I have never experienced flickering from the aperture as is settles in place, although I can see why this would happen. I don't think I have ever experienced this is because my camera, the D3100, being entry level (and becoming a little under-featured for me) has a slow burst rate of 3 frames per second. Since the entire mechanism is considerably slow this would allow some time for the aperture blades to settle before the sensor gets exposed.
Yes, perhaps it is a case of "budget is better" for this particular application. That's one problem with these entry level cameras. They have just enough features to entice you in, but if you get serious about it, you rapidly outgrow them and you end up with a second body that you can't sell and will probably never use again, heh.
Watching the video again, I can see a little flicker in the f/22 sequence, but not much, certainly not as much as I've experienced with some lenses, so still very impressive. It might be the slower framerate that's making it less obvious too.
If your camera has a quiet mode, I suggest that you try taking time lapses with that and see if the flickering improves. This may include a delay between closing the aperture and opining the shutter.
The problem with quite mode is that I'm using an external intervalometer to control the exposure (shutter speed) for bulb ramping. So, using quiet mode and having that delay throws all the calculations off, and getting the timing ms perfect to cover that initial delay can be tricky.

But, even using the built in interval timer, using either the quiet mode or the delay feature which locks up the mirror before the shot, flicker can (and often does) happen.
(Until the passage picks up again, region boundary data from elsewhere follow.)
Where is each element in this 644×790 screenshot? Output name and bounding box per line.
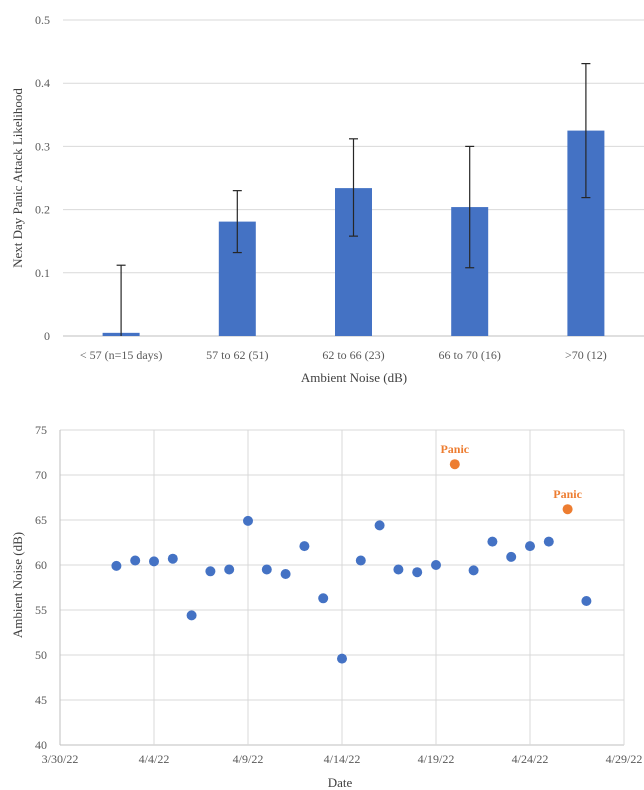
scatter-point: [506, 551, 517, 562]
bar-y-tick-label: 0: [44, 329, 50, 343]
scatter-y-tick-label: 60: [35, 558, 47, 572]
bar-y-tick-label: 0.1: [35, 266, 50, 280]
panic-point: [562, 504, 573, 515]
scatter-point: [280, 569, 291, 579]
scatter-point: [205, 566, 216, 577]
scatter-point: [299, 541, 310, 552]
scatter-y-axis-title: Ambient Noise (dB): [10, 532, 25, 638]
scatter-point: [243, 515, 253, 526]
scatter-point: [337, 653, 347, 664]
bar-y-axis-title: Next Day Panic Attack Likelihood: [10, 88, 25, 268]
scatter-y-tick-label: 65: [35, 513, 47, 527]
bar-x-axis-title: Ambient Noise (dB): [301, 370, 407, 385]
scatter-point: [525, 541, 535, 552]
scatter-point: [111, 560, 122, 571]
scatter-x-tick-label: 4/9/22: [233, 752, 264, 766]
bar-x-tick-labels: < 57 (n=15 days) 57 to 62 (51) 62 to 66 (2…: [80, 348, 607, 362]
panic-annotation: Panic: [440, 442, 469, 456]
scatter-x-tick-labels: 3/30/22 4/4/22 4/9/22 4/14/22 4/19/22 4/24/22…: [42, 752, 643, 766]
scatter-x-tick-label: 4/14/22: [324, 752, 361, 766]
scatter-annotations: Panic Panic: [440, 442, 582, 501]
bar-y-tick-labels: 0 0.1 0.2 0.3 0.4 0.5: [35, 13, 50, 343]
bar-y-tick-label: 0.5: [35, 13, 50, 27]
scatter-point: [581, 596, 592, 606]
panic-annotation: Panic: [553, 487, 582, 501]
panic-point: [449, 459, 460, 470]
bar-x-tick-label: 62 to 66 (23): [322, 348, 384, 362]
scatter-series: [111, 459, 592, 664]
scatter-x-tick-label: 4/19/22: [418, 752, 455, 766]
scatter-x-tick-label: 4/29/22: [606, 752, 643, 766]
scatter-y-tick-labels: 40 45 50 55 60 65 70 75: [35, 423, 47, 752]
scatter-chart: Panic Panic 40 45 50 55 60 65 70 75 3/30/22 4/4/2…: [10, 423, 643, 790]
scatter-point: [374, 520, 385, 531]
bar-chart: 0 0.1 0.2 0.3 0.4 0.5 < 57 (n=15 days) 57 to 6…: [10, 13, 644, 385]
scatter-point: [149, 556, 159, 567]
scatter-x-tick-label: 4/24/22: [512, 752, 549, 766]
scatter-point: [355, 555, 366, 566]
scatter-x-axis-title: Date: [328, 775, 353, 790]
scatter-point: [543, 536, 554, 547]
scatter-point: [412, 567, 423, 578]
scatter-point: [487, 536, 498, 547]
scatter-y-tick-label: 55: [35, 603, 47, 617]
bar-x-tick-label: 57 to 62 (51): [206, 348, 268, 362]
scatter-point: [261, 564, 272, 575]
scatter-point: [224, 564, 235, 575]
bar-x-tick-label: 66 to 70 (16): [439, 348, 501, 362]
bar-y-tick-label: 0.3: [35, 139, 50, 153]
scatter-x-tick-label: 3/30/22: [42, 752, 79, 766]
bar-y-tick-label: 0.2: [35, 203, 50, 217]
scatter-point: [130, 555, 141, 566]
bar-y-tick-label: 0.4: [35, 76, 50, 90]
scatter-x-tick-label: 4/4/22: [139, 752, 170, 766]
scatter-point: [431, 560, 441, 570]
bar-x-tick-label: >70 (12): [565, 348, 607, 362]
scatter-y-tick-label: 75: [35, 423, 47, 437]
scatter-point: [468, 565, 479, 576]
scatter-point: [167, 553, 178, 564]
scatter-y-tick-label: 45: [35, 693, 47, 707]
scatter-point: [186, 610, 197, 621]
scatter-y-tick-label: 70: [35, 468, 47, 482]
scatter-gridlines: [59, 429, 625, 746]
scatter-y-tick-label: 40: [35, 738, 47, 752]
bar-x-tick-label: < 57 (n=15 days): [80, 348, 163, 362]
scatter-point: [318, 593, 329, 604]
scatter-point: [393, 564, 404, 575]
bar-error-bars: [116, 63, 591, 336]
scatter-y-tick-label: 50: [35, 648, 47, 662]
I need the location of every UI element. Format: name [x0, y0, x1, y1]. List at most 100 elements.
Try some other lenses, it might be that the lens & body combo you're using is particularly well suited to this kind of task, so you haven't noticed it yet. I have a Sigma 10-20mm f/4-5.6, which is an absolutely fantastic lens, but doing beach cloud scenes it flickers like crazy once you get down to f/8-f/16 and you're playing it back at 24fps - Fortunately I have the B+W 10 stop ND filter, some rather sexy Schneider 4x5.65" ND filters and the Z-Pro holder so I can shoot it wide open (where the Sigma performs beautifully) and still lose up to 20 stops of light if need be (very nice for those long exposures with the sun in the shot).
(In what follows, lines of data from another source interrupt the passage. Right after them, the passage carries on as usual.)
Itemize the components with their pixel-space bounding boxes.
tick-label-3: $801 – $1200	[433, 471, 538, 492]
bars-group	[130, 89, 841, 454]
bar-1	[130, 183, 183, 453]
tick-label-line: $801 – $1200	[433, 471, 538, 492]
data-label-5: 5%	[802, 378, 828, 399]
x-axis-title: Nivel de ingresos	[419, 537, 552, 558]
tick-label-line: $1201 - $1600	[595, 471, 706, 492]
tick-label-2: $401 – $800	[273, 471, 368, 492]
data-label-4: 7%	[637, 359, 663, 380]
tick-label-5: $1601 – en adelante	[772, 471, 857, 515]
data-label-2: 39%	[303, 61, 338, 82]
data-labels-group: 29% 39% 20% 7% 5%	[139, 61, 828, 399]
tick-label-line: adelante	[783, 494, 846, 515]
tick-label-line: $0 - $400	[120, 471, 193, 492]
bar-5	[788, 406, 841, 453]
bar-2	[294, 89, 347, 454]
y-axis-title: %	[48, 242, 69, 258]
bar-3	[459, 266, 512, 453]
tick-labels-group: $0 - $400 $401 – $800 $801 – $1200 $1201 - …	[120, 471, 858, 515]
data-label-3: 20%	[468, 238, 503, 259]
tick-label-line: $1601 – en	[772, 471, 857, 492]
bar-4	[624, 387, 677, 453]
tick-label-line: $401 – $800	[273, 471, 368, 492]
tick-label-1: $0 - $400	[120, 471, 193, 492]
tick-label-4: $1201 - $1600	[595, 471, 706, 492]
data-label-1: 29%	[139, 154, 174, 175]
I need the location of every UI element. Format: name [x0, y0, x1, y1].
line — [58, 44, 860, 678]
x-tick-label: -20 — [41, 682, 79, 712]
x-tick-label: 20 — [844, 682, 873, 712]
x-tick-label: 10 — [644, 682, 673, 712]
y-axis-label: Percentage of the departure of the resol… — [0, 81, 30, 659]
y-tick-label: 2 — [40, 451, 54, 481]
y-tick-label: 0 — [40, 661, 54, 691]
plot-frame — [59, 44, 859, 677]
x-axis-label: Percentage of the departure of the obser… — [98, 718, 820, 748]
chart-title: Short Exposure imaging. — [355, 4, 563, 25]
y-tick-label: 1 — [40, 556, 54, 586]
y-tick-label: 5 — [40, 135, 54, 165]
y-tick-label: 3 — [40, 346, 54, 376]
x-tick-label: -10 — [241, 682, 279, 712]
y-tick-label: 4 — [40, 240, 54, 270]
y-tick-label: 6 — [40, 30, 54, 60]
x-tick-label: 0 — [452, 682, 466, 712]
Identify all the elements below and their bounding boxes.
This is one I shot on the Sigma that wasn't too bad (although Youtube's compression gives it horrible moiré and artifacting issues).
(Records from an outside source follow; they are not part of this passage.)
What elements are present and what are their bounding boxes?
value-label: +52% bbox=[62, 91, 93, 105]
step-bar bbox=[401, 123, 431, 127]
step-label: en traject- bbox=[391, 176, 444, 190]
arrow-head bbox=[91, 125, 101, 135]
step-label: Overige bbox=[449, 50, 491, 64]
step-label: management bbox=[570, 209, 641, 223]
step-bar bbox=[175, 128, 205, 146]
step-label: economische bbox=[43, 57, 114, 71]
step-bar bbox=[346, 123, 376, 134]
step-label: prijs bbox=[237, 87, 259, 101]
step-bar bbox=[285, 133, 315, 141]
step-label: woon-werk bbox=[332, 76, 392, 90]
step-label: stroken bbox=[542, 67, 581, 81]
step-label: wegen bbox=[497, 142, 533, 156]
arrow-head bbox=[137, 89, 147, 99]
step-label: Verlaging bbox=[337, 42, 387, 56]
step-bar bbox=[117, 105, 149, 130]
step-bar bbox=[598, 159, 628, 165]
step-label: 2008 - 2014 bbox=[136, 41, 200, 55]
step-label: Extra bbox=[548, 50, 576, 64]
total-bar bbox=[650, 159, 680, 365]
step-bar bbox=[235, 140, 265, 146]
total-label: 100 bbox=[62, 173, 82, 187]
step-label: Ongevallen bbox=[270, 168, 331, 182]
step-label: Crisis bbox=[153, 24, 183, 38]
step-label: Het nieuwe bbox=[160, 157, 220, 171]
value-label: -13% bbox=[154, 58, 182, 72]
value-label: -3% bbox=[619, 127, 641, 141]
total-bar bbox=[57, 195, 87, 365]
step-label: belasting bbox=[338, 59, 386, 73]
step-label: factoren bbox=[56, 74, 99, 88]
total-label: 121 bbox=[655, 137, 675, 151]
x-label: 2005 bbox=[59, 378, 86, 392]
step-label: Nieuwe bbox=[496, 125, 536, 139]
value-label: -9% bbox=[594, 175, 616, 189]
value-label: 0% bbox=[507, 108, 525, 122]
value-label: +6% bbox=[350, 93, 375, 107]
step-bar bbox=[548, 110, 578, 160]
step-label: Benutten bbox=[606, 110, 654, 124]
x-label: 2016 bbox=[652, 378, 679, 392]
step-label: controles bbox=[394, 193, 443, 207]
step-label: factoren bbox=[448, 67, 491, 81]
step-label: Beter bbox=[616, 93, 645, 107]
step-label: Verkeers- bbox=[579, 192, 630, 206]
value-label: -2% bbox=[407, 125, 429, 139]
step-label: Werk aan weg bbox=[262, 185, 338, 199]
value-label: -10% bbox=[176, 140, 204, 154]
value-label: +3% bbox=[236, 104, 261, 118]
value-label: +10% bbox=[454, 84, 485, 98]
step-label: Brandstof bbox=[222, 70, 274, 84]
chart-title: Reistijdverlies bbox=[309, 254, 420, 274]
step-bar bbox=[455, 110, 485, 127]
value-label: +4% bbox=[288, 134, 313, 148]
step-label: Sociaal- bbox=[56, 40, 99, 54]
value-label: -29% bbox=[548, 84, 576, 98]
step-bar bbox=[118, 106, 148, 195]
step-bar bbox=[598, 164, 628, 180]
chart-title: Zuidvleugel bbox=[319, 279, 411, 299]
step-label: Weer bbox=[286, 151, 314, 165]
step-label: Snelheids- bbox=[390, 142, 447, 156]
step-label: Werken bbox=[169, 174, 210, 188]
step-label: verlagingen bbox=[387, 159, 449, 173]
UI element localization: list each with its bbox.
With the M42 lenses, there's no workarounds needed. I put them on my D200 & D300s bodies using an M42->Nikon adapter with a diopter to retain infinity focus, and the aperture never changes (because the camera isn't setting it each time it takes a shot, it's controlled on the lens itself and stays constant throughout). Because most of them are 30-40 years old or more, and quality control was pretty much absent from their production, they can have some great character too.